因为有可能乱序,如果只根据eventTime决定窗口的运行,就不能明确数据是否全部到位,但又不能无限期的等待,此时必须要有一种机制来保证一个特定的时间后,必须触发window function进行计算,这个机制就是Watermark。
Watermark是Flink中测量事件时间进度的机制。Watermark作为数据流的一部分流动,并带有时间戳t。数据流中的Watermark用于表示时间戳小于Watermark的数据,都已经到达了。因此流中不应该再有时间戳t’<=watermark的元素。因此只有水位线越过对应窗口的结束时间,窗口才会关闭和进行计算
Flink接收到每一条数据时,都会产生一条Watermark,watermark = maxEventTime - maxAllowedLateness
最大事件时间-最大允许迟到时间
主程序中,指定使用事件时间
environment.setStreamTimeCharacteristic(TimeCharacteristic.EventTime)
若使用固定周期提取水位线,设置固定周期
environment.getConfig.setAutoWatermarkInterval(1000)
数据流处理过程,指定水位线提取策略
.assignTimestampsAndWatermarks(new MyWatermark)
窗口计算使用事件时间窗口,SlidingProcessingTimeWindows/TumblingEventTimeWindows
With Periodic Watermarks
import java.text.SimpleDateFormat
import org.apache.flink.streaming.api.functions.AssignerWithPeriodicWatermarks
import org.apache.flink.streaming.api.watermark.Watermark
/***
* 这种方式计算水位线是常用的方式
*/
class MyAssignerWithPeriodicWatermarks extends AssignerWithPeriodicWatermarks[(String,Long)]{
//最大事件时间
var maxEventTime:Long = _
//最大允许迟到时间
var maxAllowedLateness:Long = 2000
//用来计算水位线;由系统自动调用(每间隔一定时间调用一次)--以固定的频率调用
override def getCurrentWatermark: Watermark = {
new Watermark(maxEventTime - maxAllowedLateness)
}
/**
* 有一个元素就会执行一次
* @param element 流过来的元素
*/
override def extractTimestamp(element: (String, Long), previousElementTimestamp: Long): Long = {
val format = new SimpleDateFormat("HH:mm:ss")
//计算最大的事件时间
maxEventTime = Math.max(maxEventTime,element._2)
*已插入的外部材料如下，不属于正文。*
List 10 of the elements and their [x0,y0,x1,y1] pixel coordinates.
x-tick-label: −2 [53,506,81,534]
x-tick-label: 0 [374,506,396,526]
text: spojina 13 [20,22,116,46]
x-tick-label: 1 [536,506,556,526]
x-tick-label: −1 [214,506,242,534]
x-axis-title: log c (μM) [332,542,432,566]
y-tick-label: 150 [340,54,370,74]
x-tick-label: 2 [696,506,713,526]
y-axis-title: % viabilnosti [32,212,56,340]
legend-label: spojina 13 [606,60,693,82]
println("当前元素:"+(element._1,format.format(element._2))+",水位线:"+format.format(maxEventTime - maxAllowedLateness))
//方法返回值是当前元素的时间戳
element._2
}
}
import java.text.SimpleDateFormat
import org.apache.flink.streaming.api.scala.function.AllWindowFunction
import org.apache.flink.streaming.api.windowing.windows.TimeWindow
import org.apache.flink.util.Collector
class MyAllWindowFunctionForEventTime extends AllWindowFunction[(String,Long),String,TimeWindow]{
override def apply(window: TimeWindow, input: Iterable[(String, Long)], out: Collector[String]): Unit = {
val start: Long = window.getStart
val end: Long = window.getEnd
//窗口的边界规则:前开后闭(前包含,后不包含)
val format = new SimpleDateFormat("HH:mm:ss")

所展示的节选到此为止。